Of all the nightmares endured by some Indians over the past fortnight, spare a thought for the most Kafkaesque; specifically, for the fellow who awoke to find himself transformed not into a giant bug, but something possibly worse in popular perception: a Khan Market liberal. Sure, even worse is known to happen. As Nietzsche, a man given to vastly exaggerated news of deaths (of divinity, famously), might have lived to testify, an even weirder fate befell his mid-1880s idea of a “superman”; originally idealized as neither slave nor master but an originator of values, this model got snatched away and re-modelled first into a supremacist and then re-reified into a superhero (with his comic briefs on display). For Khan Market liberals, however, there’s a depressive irony in what millions now make of the freedom fighter after whom this Delhi bazaar is widely thought to be named. Abdul Ghaffar Khan, the satyagrahi who passionately opposed partition on principle, is simply a “Pakistani” to multitudes of Indians, it would seem, easily clubbed with a bunch of “anti-nationals” alleged to have wept “here” for air force bombs dropped “there”.
Myths have an expanding market, evidently. Appalled liberals can either gnash their teeth, sigh in resignation and pray—nay, hope—for relief from a saffron siege, or get down to laying a bridge over troubled waters. Given some patience, the weapon that Frontier Gandhi said “no power on earth” could withstand, option two could potentially end their despair.
Note that the so-called saffron shift in Indian politics has a reddish hue of Garibi Hatao vintage. While the inflection of that ideology on the ruling dispensation is clear, its statist notion of welfare and adoption of paternalist policies could yet yield a yawning gap between state rhetoric and lived reality in a few years. Granted, central domination of development has its appeal. With dedication, it could also pan out well. By all signs, the regime’s vaulting ambition is to have a newly remixed economy uplift neo-middle India. But it also seems keen on the centralization of big leap decisions, which may well have public approval but is highly prone to errors of governance. Consider what doomed the Soviet project: Unlike a market system, which allots resources by virtue of prices set by varied signals of demand and supply in active interaction, its big-boss government relied on the educated guesses of a few know-alls for top-down deliverables. Even with a good feel of the popular pulse, the most avid of doers could lose touch and do a lousy job. If India’s economy stagnates and market rationality asserts itself, our forlorn liberals might actually find listeners for a change.
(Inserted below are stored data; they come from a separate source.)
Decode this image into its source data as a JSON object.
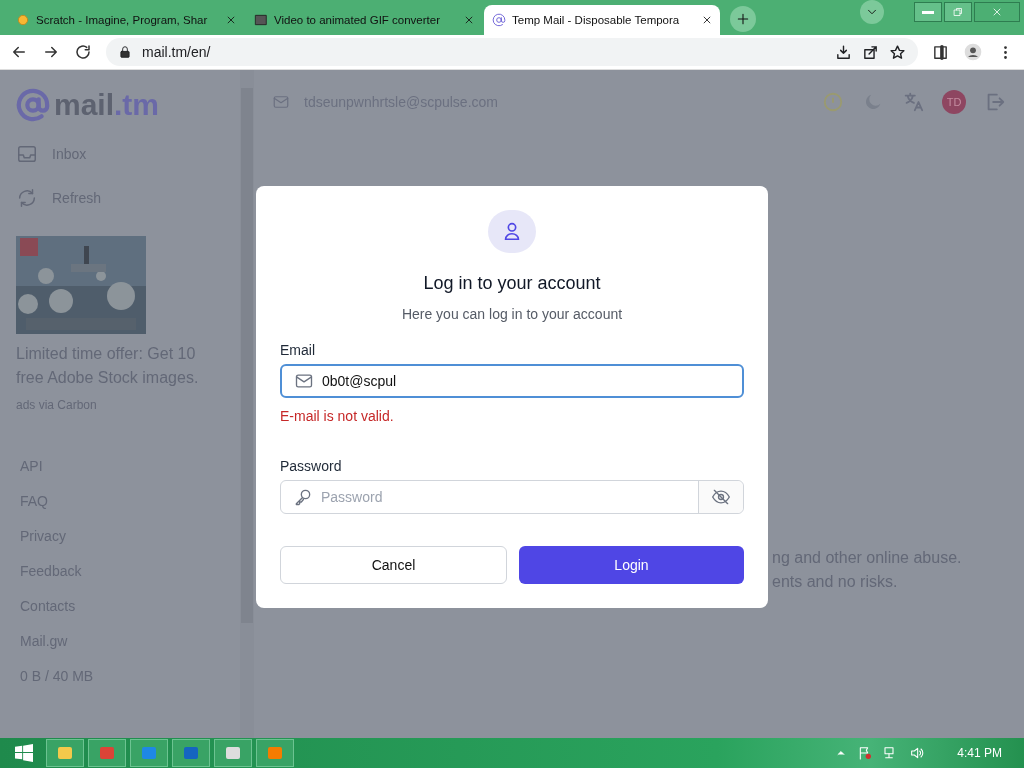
{
  "browser": {
    "tabs": [
      {
        "title": "Scratch - Imagine, Program, Shar",
        "selected": false
      },
      {
        "title": "Video to animated GIF converter",
        "selected": false
      },
      {
        "title": "Temp Mail - Disposable Tempora",
        "selected": true
      }
    ],
    "address": "mail.tm/en/"
  },
  "sidebar": {
    "logo": {
      "name": "mail",
      "suffix": ".tm"
    },
    "nav": [
      {
        "label": "Inbox",
        "kind": "inbox"
      },
      {
        "label": "Refresh",
        "kind": "refresh"
      }
    ],
    "ad": {
      "kind": "picture",
      "text": "Limited time offer: Get 10 free Adobe Stock images.",
      "via": "ads via Carbon"
    },
    "links": [
      "API",
      "FAQ",
      "Privacy",
      "Feedback",
      "Contacts",
      "Mail.gw"
    ],
    "storage": "0 B / 40 MB"
  },
  "header": {
    "email": "tdseunpwnhrtsle@scpulse.com",
    "avatar": "TD"
  },
  "body_text": [
    "ng and other online abuse.",
    "ents and no risks."
  ],
  "modal": {
    "title": "Log in to your account",
    "subtitle": "Here you can log in to your account",
    "email": {
      "label": "Email",
      "value": "0b0t@scpul",
      "focused": true,
      "error": "E-mail is not valid."
    },
    "password": {
      "label": "Password",
      "placeholder": "Password"
    },
    "buttons": [
      {
        "label": "Cancel",
        "kind": "secondary"
      },
      {
        "label": "Login",
        "kind": "primary"
      }
    ]
  },
  "taskbar": {
    "time": "4:41 PM"
  }
}
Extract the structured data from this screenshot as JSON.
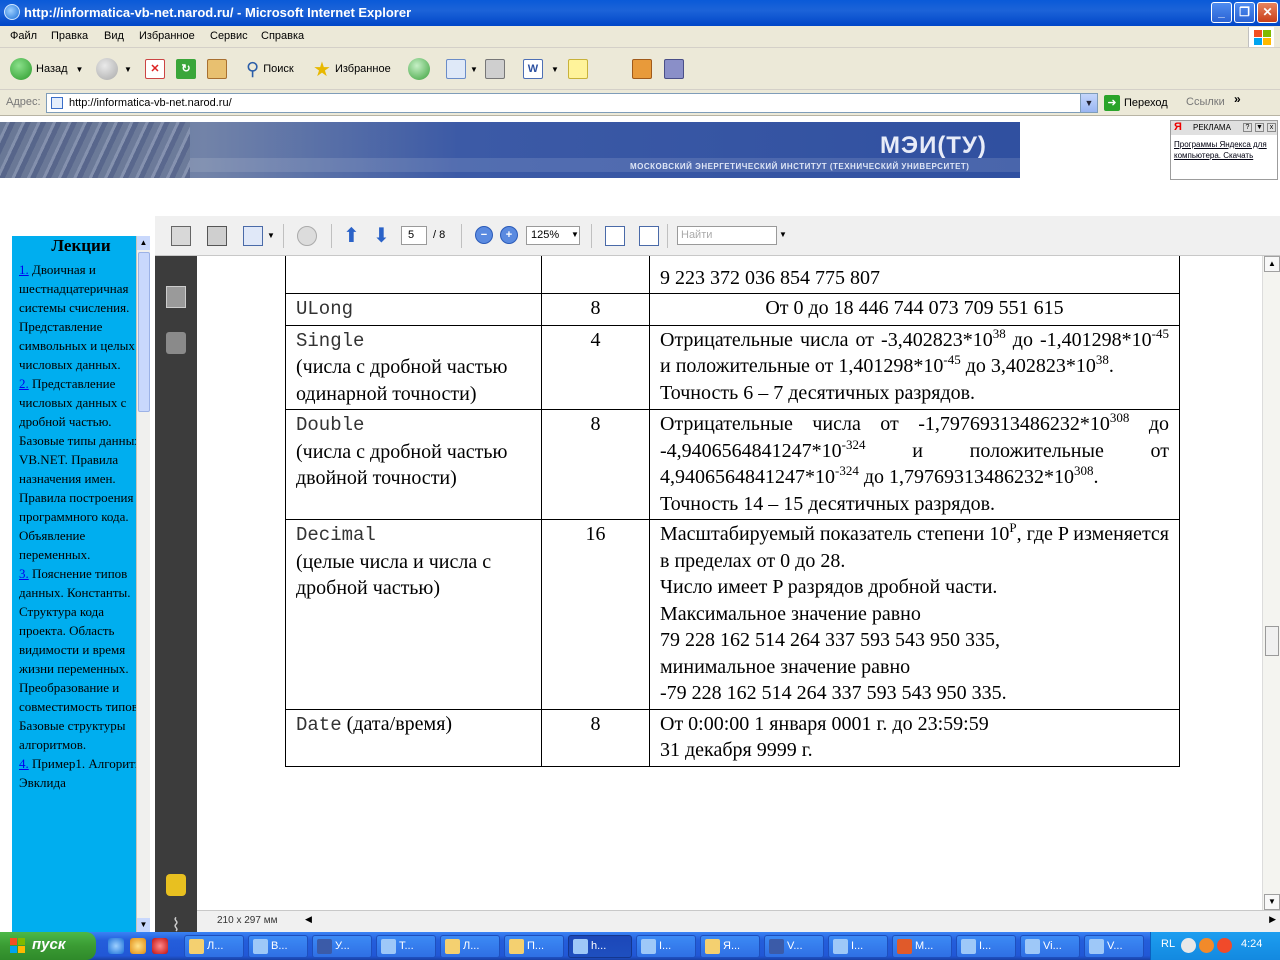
{
  "window": {
    "title": "http://informatica-vb-net.narod.ru/ - Microsoft Internet Explorer",
    "minimize": "_",
    "maximize": "❐",
    "close": "✕"
  },
  "menu": [
    "Файл",
    "Правка",
    "Вид",
    "Избранное",
    "Сервис",
    "Справка"
  ],
  "toolbar": {
    "back": "Назад",
    "search": "Поиск",
    "favorites": "Избранное"
  },
  "address": {
    "label": "Адрес:",
    "url": "http://informatica-vb-net.narod.ru/",
    "go": "Переход",
    "links": "Ссылки",
    "more": "»"
  },
  "banner": {
    "title": "МЭИ(ТУ)",
    "subtitle": "МОСКОВСКИЙ ЭНЕРГЕТИЧЕСКИЙ ИНСТИТУТ (ТЕХНИЧЕСКИЙ УНИВЕРСИТЕТ)"
  },
  "yandex_ad": {
    "logo": "Я",
    "label": "РЕКЛАМА",
    "text": "Программы Яндекса для компьютера. Скачать"
  },
  "lectures": {
    "heading": "Лекции",
    "items": [
      {
        "num": "1.",
        "text": " Двоичная и шестнадцатеричная системы счисления. Представление символьных и целых числовых данных."
      },
      {
        "num": "2.",
        "text": " Представление числовых данных с дробной частью. Базовые типы данных VB.NET. Правила назначения имен. Правила построения программного кода. Объявление переменных."
      },
      {
        "num": "3.",
        "text": " Пояснение типов данных. Константы. Структура кода проекта. Область видимости и время жизни переменных. Преобразование и совместимость типов. Базовые структуры алгоритмов."
      },
      {
        "num": "4.",
        "text": " Пример1. Алгоритм Эвклида"
      }
    ]
  },
  "pdf": {
    "page": "5",
    "page_total": "/ 8",
    "zoom": "125%",
    "find_placeholder": "Найти",
    "paper_size": "210 x 297 мм",
    "rows": [
      {
        "type": "",
        "desc": "",
        "size": "",
        "range": "9 223 372 036 854 775 807"
      },
      {
        "type": "ULong",
        "desc": "",
        "size": "8",
        "range": "От 0 до 18 446 744 073 709 551 615"
      },
      {
        "type": "Single",
        "desc": "(числа с дробной частью одинарной точности)",
        "size": "4",
        "range_parts": [
          "Отрицательные числа от -3,402823*10",
          "38",
          " до -1,401298*10",
          "-45",
          " и положительные от 1,401298*10",
          "-45",
          " до 3,402823*10",
          "38",
          "."
        ],
        "precision": "Точность 6 – 7 десятичных разрядов."
      },
      {
        "type": "Double",
        "desc": "(числа с дробной частью двойной точности)",
        "size": "8",
        "range_parts": [
          "Отрицательные числа от -1,79769313486232*10",
          "308",
          " до -4,9406564841247*10",
          "-324",
          " и положительные от 4,9406564841247*10",
          "-324",
          " до 1,79769313486232*10",
          "308",
          "."
        ],
        "precision": "Точность 14 – 15 десятичных разрядов."
      },
      {
        "type": "Decimal",
        "desc": "(целые числа и числа с дробной частью)",
        "size": "16",
        "range_parts": [
          "Масштабируемый показатель степени 10",
          "P",
          ", где P изменяется в пределах от 0 до 28."
        ],
        "lines": [
          "Число имеет P разрядов дробной части.",
          "Максимальное значение равно",
          "79 228 162 514 264 337 593 543 950 335,",
          "минимальное значение равно",
          "-79 228 162 514 264 337 593 543 950 335."
        ]
      },
      {
        "type": "Date",
        "desc": "(дата/время)",
        "size": "8",
        "lines": [
          "От 0:00:00 1 января 0001 г. до 23:59:59",
          "31 декабря 9999 г."
        ]
      }
    ]
  },
  "taskbar": {
    "start": "пуск",
    "buttons": [
      "Л...",
      "В...",
      "У...",
      "Т...",
      "Л...",
      "П...",
      "h...",
      "I...",
      "Я...",
      "V...",
      "I...",
      "М...",
      "I...",
      "Vi...",
      "V..."
    ],
    "lang": "RL",
    "clock": "4:24"
  },
  "colors": {
    "xp_blue": "#0a5ad8",
    "lectures_bg": "#00aeef",
    "start_green": "#3a9b33",
    "pdf_sidebar": "#3c3c3c"
  }
}
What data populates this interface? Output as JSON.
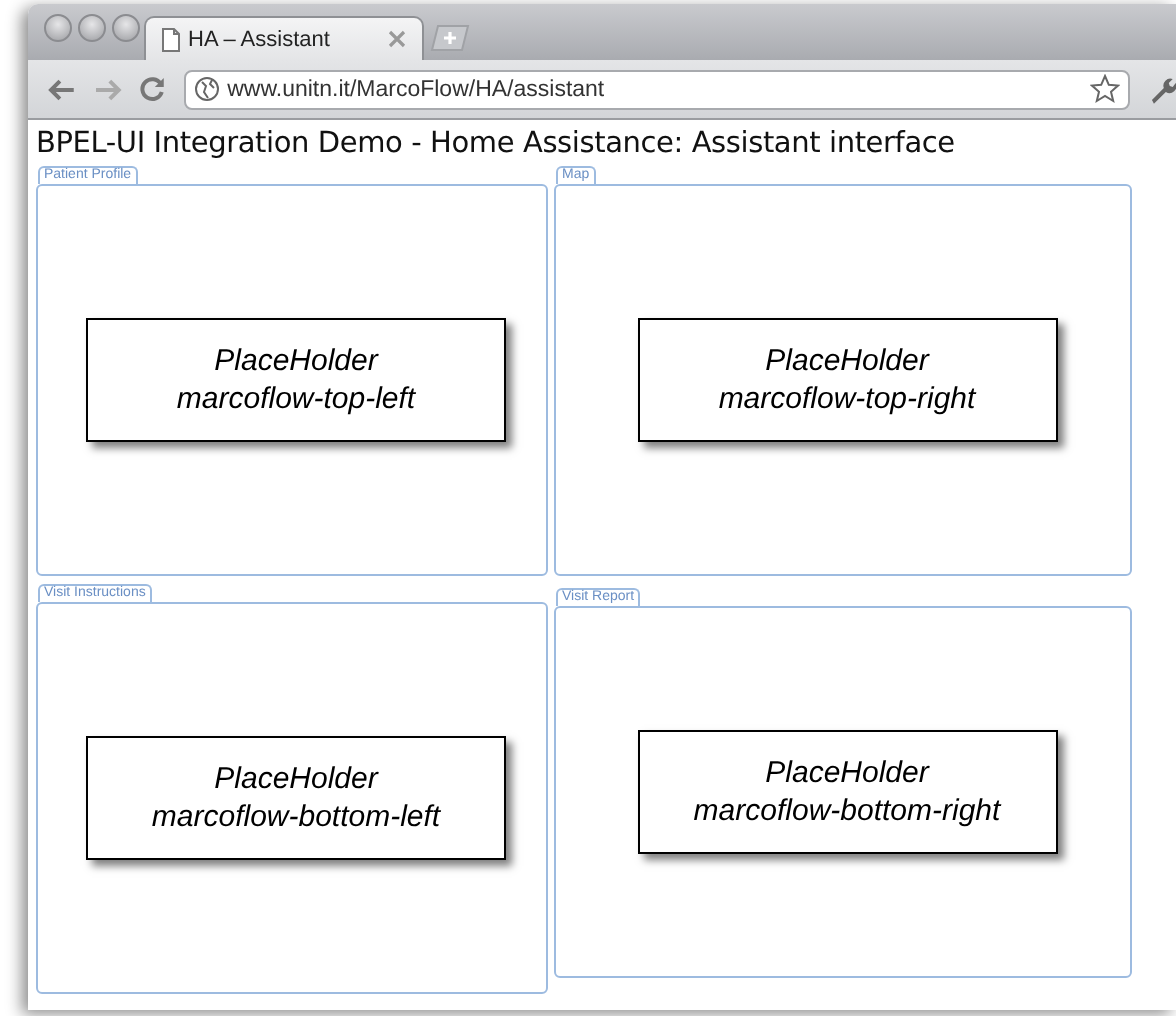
{
  "browser": {
    "tab": {
      "title": "HA – Assistant",
      "selected": true
    },
    "url": "www.unitn.it/MarcoFlow/HA/assistant"
  },
  "page": {
    "heading": "BPEL-UI Integration Demo - Home Assistance: Assistant interface",
    "panels": [
      {
        "legend": "Patient Profile",
        "placeholder": [
          "PlaceHolder",
          "marcoflow-top-left"
        ]
      },
      {
        "legend": "Map",
        "placeholder": [
          "PlaceHolder",
          "marcoflow-top-right"
        ]
      },
      {
        "legend": "Visit Instructions",
        "placeholder": [
          "PlaceHolder",
          "marcoflow-bottom-left"
        ]
      },
      {
        "legend": "Visit Report",
        "placeholder": [
          "PlaceHolder",
          "marcoflow-bottom-right"
        ]
      }
    ]
  }
}
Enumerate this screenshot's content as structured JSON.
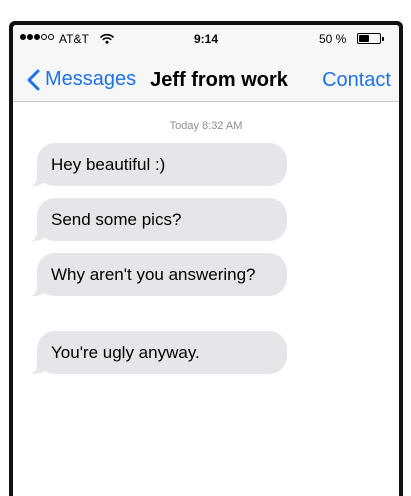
{
  "status_bar": {
    "carrier": "AT&T",
    "time": "9:14",
    "battery": "50 %",
    "battery_level": 0.5,
    "signal_bars_filled": 3,
    "signal_bars_total": 5
  },
  "nav": {
    "back_label": "Messages",
    "title": "Jeff from work",
    "contact_label": "Contact"
  },
  "conversation": {
    "timestamp": "Today 8:32 AM",
    "messages": [
      {
        "text": "Hey beautiful :)"
      },
      {
        "text": "Send some pics?"
      },
      {
        "text": "Why aren't you answering?"
      },
      {
        "text": "You're ugly anyway."
      }
    ]
  },
  "colors": {
    "accent": "#1a73e8",
    "bubble": "#e5e5ea"
  }
}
The openness that liberals yearn for, though, has to do with the minds of fellow citizens. On this, perhaps no progress can be made without a secular proposition that arouses the self-esteem of people for a greater national purpose. This may be the age of a worldwide web, but the way WhatsApp forwards left liberals aghast this poll season would suggest that righteous notions of Indianhood and pride converge opinions far more effectively than liberal causes such as justice and equality. It’s the hot stuff of democracy today, clearly. By accident or design, liberals groan, some of our citizens have been either left out or marked out for no fault of theirs.
That’s all the more reason why a liberal pitch for constitutionality must go beyond the dangers of a country riven by animus. It must affirm a unifying identity that offers everyone a sense of validation. “Unity in diversity” once held out hope, but now sounds woefully out of sync with popular aspirations. Yet, it not only sums up what makes us unique, but also holds a special promise in a fractious world crying out for a consensus on equity, justice and peace as a formula for prosperity that’s shared and thus sustainable.
Arguably, the depth-of-field vision granted by diverse vantage points is the only valid reason anyone would bet on India’s claim to leadership of this “Asian Century”. As of now, China is forging ahead while we risk losing our global edge. However, as long as the emergence of an information-age economy is a function of innovation no less than industrial-era factors, a refusal to fall into a think-alike trap could spell hope. It would involve keeping the minds of the many open to the views of the few (especially the “crazy ones” of Apple’s 1997 “Think Different” ad campaign). The frisson of dissent is integral to creativity. If the impact of iconoclasm on Europe was why the West arose, the irreverence of whacky ideas was what gave the US its success. If all voices were to be aired freely sans identity labels in India, it could work wonders someday. Equal rights for everyone ought to assure as much, but then, that is the basic anxiety of liberals anyway: That it’s no longer a given. And if the original dream of India is ever to be realized, grave violations of the Indian Constitution, the only social contract that binds us all, must necessarily evoke outrage.
All said, for a full spectrum of India to shine, our Khan Market liberals may need to launch a modern-day satyagraha. Who knows, troll armies might want the odd liberal packed off across the border for dare speaking up, but that’s just another hazard of social media. As for the other half of an either-or binary that some of Hindutva’s naysayers were taunted with over Ayodhya once, liberals who care enough might want to ponder what Alberuni scratched his head over several centuries before Nietzsche: where is this great land’s Socrates?